4. Helps You Improve Customer Satisfaction
It’s important for agents to have a positive attitude while speaking to your customers. However, they are humans who experience good and bad days. This, can, unfortunately, directly affect their attitude while conversing with customers, and that can impact customer satisfaction.
On the other hand, AI chatbots are virtual robots; hence, they don’t have emotions.
They are programmed to follow orders and are bound by rules which are created by you. Chatbots always converse with the customer perfectly and politely, regardless of how rude the customer is.
This way, you can enhance and achieve higher customer satisfaction levels.
Challenges of AI Chatbots
Now that you have understood the benefits of leveraging AI chatbots, you can harness the power of chatbots to achieve better customer satisfaction. However, there are some significant challenges when implementing AI chatbots in your business.
1. Chatbot Security
In recent months, a lot has happened regarding data privacy and security. Customers are sensitive and protective when it comes to their personal data. Hence, it’s crucial that you create chatbots which can assure data privacy for your customers.

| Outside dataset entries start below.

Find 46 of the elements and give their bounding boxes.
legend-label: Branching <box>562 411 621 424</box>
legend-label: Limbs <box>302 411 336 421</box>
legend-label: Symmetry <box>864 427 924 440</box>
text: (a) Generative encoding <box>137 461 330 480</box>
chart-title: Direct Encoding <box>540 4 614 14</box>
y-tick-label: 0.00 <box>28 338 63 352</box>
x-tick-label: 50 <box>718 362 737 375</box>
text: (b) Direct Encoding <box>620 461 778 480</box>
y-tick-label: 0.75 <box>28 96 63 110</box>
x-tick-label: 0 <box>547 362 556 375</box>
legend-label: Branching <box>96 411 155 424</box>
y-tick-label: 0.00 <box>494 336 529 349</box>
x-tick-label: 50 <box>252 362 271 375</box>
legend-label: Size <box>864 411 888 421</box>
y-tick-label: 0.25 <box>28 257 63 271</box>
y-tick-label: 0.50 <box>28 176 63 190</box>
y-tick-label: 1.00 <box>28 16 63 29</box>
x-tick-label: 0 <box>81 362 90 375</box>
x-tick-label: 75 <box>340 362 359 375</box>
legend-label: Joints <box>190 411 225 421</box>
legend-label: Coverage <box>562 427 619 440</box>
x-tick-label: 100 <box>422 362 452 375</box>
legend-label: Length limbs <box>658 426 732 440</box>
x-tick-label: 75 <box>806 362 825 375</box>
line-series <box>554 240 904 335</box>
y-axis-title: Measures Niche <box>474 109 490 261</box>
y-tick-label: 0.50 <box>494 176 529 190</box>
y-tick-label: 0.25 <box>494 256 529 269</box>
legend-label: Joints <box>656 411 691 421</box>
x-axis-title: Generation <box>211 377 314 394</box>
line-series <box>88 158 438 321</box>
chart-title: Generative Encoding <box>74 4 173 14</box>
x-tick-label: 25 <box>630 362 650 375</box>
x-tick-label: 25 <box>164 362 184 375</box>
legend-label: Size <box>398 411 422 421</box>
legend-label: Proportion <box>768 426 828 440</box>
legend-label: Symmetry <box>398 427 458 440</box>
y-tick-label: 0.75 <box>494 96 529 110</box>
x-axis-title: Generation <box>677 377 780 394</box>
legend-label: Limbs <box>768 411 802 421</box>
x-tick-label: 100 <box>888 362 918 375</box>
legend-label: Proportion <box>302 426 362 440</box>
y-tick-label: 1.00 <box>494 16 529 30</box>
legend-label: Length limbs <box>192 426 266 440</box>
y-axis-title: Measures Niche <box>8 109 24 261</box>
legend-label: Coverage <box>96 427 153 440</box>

Your AI chatbots need to collect information and data which are relevant and need to transmit it over the internet securely. If you are going to use chatbots for customer service, then you need to absolutely make sure that it’s safe to share information with the chatbots.
Additionally, you need to make sure that the chatbot is hack-proof and that no hacker can get access to your chats. That’s because customer’s data is sensitive and can be easily misused or mishandled, and it can destroy your company’s reputation.
2. Understanding the Emotions and Sentiments of Your Customers
You can also design conversational AI platforms with VoiceBots. They can recognize human emotions and sentiments. If they misinterpret human emotions and sentiments, it can have a huge negative impact on your business.
Having said that, it’s challenging to identify the emotion from the user’s voice and respond to it accordingly.
To overcome this issue and create the best AI chatbot, you’ll need to invest a lot of time into training. This way, it can easily identify the correct sentiments and emotions of a human voice and respond in the right tone.
It’s true that chatbots are more effective when it comes to interacting and communicating with your customers effectively. However, if you overcome the challenges mentioned above, you can not only save operational costs but also improve customer satisfaction.